Beating a Dead Horse: The Light Rail Push Continues

This column appeared in today’s Scottsdale Republic. As noted previously on ScottsdaleTrails, the current torchbearers for light rail (primarily Jim Derouin and Mr. Gettinger, as proxies on behalf of Scottsdale City Council member Virginia Korte) conveniently forget that not only has the Scottsdale community already had the discussion for which they are calling, we’ve actually paid a significant amount of money for a consultant to study this issue. 

To paraphrase myself, I offer to Mr. Gettinger the ScottsdaleTrails Quote of the Day from yesterday.

I do not believe Mr. Gettinger, Mr. Derouin, or Council member Korte are really interested in having another dialog on ‘transit.’ They want to keep asking the question until they get the answer they want, which is light rail.

The bulk of Mr. Gettinger’s comments refer to “transit” and a “transit system.” Of course, that ignores the fact that Scottsdale already has a transit system, consisting of buses, trolleys, dial-a-ride service, bikeways and walking paths. Only in his final paragraph does Gettinger even use the word “rail.”

As I said before in my interview on KJZZ last week, I’d like to see 1/10th of the money Gettinger would spend on rail applied instead to improving the bus/trolley system with newer low-floor vehicles; more routes; better routing; more frequent headways; actual shade structures, benches, and bike racks at all bus stops; and better resources to help new riders understand the system.

I also want to note Gettinger’s magic money statement: As far as costs go, the government pays 70-80 percent, a big boost to Scottsdale’s economy. I guess he thinks that government money just appears out of thin air…well, lately it sort of has, but in a real economy it has to come from somewhere…like taxes.

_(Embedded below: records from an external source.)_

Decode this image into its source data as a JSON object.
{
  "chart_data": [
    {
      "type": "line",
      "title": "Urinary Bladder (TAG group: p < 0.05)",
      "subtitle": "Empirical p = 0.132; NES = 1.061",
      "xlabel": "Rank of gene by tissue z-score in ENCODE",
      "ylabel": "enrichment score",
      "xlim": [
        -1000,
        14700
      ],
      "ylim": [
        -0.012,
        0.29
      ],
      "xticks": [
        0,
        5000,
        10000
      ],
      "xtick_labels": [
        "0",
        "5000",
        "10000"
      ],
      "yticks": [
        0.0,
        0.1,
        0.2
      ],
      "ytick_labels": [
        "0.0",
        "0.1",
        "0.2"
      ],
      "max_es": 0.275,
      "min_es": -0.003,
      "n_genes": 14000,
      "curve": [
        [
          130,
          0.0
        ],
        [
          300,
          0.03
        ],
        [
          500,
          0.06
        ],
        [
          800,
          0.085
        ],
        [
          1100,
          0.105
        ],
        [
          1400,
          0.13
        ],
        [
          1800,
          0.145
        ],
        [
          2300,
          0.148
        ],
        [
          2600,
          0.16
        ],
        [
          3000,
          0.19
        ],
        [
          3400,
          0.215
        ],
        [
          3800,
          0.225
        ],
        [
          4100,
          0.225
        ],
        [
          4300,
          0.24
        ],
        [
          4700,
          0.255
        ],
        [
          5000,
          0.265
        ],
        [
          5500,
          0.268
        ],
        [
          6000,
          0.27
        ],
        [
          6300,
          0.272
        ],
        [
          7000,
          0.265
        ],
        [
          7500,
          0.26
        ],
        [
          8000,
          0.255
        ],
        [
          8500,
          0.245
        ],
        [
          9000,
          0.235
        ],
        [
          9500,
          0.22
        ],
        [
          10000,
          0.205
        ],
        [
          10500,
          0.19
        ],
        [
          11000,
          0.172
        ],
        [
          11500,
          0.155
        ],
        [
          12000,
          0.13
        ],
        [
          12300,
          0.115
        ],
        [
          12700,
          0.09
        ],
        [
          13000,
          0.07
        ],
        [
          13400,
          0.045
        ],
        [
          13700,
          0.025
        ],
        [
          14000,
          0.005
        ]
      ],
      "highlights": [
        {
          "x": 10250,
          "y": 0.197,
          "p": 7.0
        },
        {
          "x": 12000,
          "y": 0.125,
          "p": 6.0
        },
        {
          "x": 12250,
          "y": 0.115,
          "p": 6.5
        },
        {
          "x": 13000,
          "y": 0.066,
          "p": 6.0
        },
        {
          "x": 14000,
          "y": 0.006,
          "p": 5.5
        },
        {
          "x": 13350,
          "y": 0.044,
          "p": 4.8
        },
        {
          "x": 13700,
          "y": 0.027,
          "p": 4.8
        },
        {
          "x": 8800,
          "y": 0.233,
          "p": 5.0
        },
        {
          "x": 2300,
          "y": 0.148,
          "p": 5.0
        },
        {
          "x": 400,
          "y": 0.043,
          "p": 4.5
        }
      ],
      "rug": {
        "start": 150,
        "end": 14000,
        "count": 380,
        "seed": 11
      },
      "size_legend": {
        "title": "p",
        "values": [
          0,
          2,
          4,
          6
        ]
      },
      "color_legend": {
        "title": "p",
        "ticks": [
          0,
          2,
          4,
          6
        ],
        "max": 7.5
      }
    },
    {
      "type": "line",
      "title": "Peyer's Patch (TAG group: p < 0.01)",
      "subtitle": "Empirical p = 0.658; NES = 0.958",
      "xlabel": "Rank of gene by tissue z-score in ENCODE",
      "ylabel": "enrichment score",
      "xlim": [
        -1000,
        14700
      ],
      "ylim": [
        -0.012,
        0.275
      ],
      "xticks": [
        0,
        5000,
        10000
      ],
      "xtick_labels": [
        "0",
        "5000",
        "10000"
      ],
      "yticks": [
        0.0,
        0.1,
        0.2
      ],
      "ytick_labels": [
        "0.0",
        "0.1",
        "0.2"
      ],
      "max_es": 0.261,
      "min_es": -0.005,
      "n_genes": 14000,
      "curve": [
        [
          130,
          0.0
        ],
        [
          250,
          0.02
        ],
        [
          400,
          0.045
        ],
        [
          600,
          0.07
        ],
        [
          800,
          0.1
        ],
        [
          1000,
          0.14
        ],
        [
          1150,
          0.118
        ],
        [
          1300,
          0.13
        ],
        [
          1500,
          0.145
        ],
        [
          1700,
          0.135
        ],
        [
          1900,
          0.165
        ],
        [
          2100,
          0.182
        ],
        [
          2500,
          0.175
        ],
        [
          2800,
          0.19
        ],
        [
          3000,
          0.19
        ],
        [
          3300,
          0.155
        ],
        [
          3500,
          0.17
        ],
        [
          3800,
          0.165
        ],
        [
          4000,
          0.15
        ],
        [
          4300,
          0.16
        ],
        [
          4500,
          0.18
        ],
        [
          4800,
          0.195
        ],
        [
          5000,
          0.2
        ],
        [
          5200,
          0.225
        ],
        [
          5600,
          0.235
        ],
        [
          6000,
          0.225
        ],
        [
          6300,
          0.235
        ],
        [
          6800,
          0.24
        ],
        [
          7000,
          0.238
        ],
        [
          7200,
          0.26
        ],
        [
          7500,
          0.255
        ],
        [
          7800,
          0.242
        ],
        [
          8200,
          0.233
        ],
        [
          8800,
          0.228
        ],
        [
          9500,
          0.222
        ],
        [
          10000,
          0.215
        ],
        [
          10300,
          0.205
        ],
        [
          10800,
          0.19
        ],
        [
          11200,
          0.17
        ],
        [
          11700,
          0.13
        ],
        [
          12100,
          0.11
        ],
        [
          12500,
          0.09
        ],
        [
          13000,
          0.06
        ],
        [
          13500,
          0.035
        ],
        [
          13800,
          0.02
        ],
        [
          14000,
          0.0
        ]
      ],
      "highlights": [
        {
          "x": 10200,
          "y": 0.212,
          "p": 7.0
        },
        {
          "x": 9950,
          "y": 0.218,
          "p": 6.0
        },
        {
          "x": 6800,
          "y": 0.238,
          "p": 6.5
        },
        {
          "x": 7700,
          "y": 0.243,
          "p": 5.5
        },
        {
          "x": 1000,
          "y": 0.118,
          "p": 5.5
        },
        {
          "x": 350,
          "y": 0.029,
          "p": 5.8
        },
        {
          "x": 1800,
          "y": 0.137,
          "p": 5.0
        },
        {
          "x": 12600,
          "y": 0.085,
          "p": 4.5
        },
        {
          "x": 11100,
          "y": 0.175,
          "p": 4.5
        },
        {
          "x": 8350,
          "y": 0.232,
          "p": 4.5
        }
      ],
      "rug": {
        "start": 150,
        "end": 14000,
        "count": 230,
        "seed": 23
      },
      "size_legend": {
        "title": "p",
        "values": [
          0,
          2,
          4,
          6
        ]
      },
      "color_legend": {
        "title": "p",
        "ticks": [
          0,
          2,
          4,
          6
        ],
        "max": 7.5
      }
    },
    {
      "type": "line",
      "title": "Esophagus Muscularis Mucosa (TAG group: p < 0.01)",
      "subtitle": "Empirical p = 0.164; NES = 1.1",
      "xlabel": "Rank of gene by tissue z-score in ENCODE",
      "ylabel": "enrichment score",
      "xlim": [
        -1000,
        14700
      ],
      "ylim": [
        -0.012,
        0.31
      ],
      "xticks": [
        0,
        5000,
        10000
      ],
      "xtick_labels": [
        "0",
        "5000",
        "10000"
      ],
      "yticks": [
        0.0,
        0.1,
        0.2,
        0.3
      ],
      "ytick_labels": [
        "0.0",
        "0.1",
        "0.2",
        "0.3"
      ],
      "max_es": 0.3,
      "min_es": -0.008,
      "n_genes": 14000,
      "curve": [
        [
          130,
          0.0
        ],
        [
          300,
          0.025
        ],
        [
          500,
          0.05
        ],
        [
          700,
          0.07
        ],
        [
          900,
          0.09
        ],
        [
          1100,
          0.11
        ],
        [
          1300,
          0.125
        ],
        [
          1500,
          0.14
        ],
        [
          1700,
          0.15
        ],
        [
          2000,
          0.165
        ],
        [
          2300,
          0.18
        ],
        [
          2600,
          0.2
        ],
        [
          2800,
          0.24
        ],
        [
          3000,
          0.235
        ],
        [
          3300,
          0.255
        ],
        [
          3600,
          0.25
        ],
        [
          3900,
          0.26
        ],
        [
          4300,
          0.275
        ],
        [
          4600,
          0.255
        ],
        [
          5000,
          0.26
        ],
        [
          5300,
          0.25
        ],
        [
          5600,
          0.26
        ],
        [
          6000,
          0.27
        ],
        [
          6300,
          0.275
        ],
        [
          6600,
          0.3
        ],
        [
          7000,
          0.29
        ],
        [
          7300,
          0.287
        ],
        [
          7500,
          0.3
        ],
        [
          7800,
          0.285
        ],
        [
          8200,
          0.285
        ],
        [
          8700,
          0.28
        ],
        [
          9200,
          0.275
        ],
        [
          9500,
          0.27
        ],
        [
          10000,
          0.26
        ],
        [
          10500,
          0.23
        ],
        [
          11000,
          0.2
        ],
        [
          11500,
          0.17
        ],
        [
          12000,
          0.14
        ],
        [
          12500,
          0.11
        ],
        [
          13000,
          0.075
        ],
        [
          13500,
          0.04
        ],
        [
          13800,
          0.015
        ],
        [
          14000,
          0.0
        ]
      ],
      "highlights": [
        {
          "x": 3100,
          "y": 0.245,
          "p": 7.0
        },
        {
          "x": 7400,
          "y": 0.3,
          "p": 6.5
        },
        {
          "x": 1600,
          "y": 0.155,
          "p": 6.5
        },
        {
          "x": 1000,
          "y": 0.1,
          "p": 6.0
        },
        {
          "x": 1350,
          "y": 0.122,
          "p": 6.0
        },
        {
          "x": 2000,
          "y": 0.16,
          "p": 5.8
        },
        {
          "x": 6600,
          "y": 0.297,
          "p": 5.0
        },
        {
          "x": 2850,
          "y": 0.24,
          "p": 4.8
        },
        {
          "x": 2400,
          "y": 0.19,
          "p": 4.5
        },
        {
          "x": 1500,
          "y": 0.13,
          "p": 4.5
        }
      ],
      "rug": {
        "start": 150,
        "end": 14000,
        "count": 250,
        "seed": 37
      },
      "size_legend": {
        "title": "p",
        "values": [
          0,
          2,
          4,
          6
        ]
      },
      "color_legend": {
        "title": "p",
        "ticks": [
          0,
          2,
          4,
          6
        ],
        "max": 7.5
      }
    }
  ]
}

However, rather than having a real dialog, Gettinger, et. al., are shamelessly promoting their own “ideological” (to use his term) agenda, without regard to the facts for which he clamors, and which, for the most part, are already available for the asking.

As Councilman Bob Littlefield observes among his “Rules of Scottsdale Politics” as his Rule Number 8:

In Scottsdale, no bad idea every really dies.

Nevertheless, I reprint Mr. Gettinger’s column here, for what it is worth.

City needs a frank, honest discussion about mass transit

When discussing the pros and cons of a project, it is all too easy to fall into the trap of “he said, she said.” However, the state­ments of some opponents of rapid (or mass) transit need responses.

My family and I moved to Scottsdale in 1990 and have lived here since. Dur­ing that time, I have witnessed our city grow from a sleepy town to a city that has a worldly reputation as a tourist destination as well as a highly desirable place to live.

Along with growth came complica­tions and problems. Moving people from one place to another is one. Scotts­dale needs an open and factual dis­cussion about transportation needs. There seems to be an undertone from opponents of mass transit that says if you are a supporter of mass transit, you are bad and want Scottsdale to meta­morphose into an unde­sirable place to live. Nothing could be fur­ther from the truth. While I may be a Johnny-come-lately, I am still at the table. What brought me to the discussion is the way in which certain officials and non-resi­dents have rejected mass transit. It was, and still is, a sub­ject of such importance that a detailed discussion and investigation is an obli­gation.

The need for a mass-transit system is evident. What is in question is what type of transportation best fits Scotts­dale’s need. I was of the opinion that a discussion was lacking and needed. The decision will affect our city’s future.

The subject should not be rejected without a thorough and unbiased in­vestigation.

I remember my statistics professor constantly cautioning us on the dangers of misusing statistics without attribu­tion. One example he offered is the correlation between the increase in sales of Toyotas and the increase in illegitimate births in the U.S., an almost direct link during the mid-1950s to the early 1960s. Were Toyotas responsible for the rise in out-of-wedlock births? Of course not!

I did indeed cite $50 a gallon as a cost on the horizon. At the risk of dat­ing myself, I remember saying, “check the tires and the oil, wipe the wind­shield, front and back, please, and fill ’er up at 35 cents a gallon.” As the sta­tion attendant handed me a beverage glass, I remember saying, “before you know it, I’ll be paying 50 cents a gal­lon.”

Fifty cents to $4 is 800 percent! Eight times $4 is $32. That will not hap­pen next week, but Economics 101 teaches that with a finite commodity, each price trend offers higher lows and higher highs.

A few additional comments: Are people standing at a bus stop less ex­posed to crime than those at a rail sta­tion? As far as costs go, the government pays 70-80 percent, a big boost to Scottsdale’s economy. Let’s ask our government to give us facts, not ideo­logical statements that have no rela­tionship to the truth. In other words, let’s talk about it.

Jerry Gettinger is a political adviser and consultant in Scottsdale.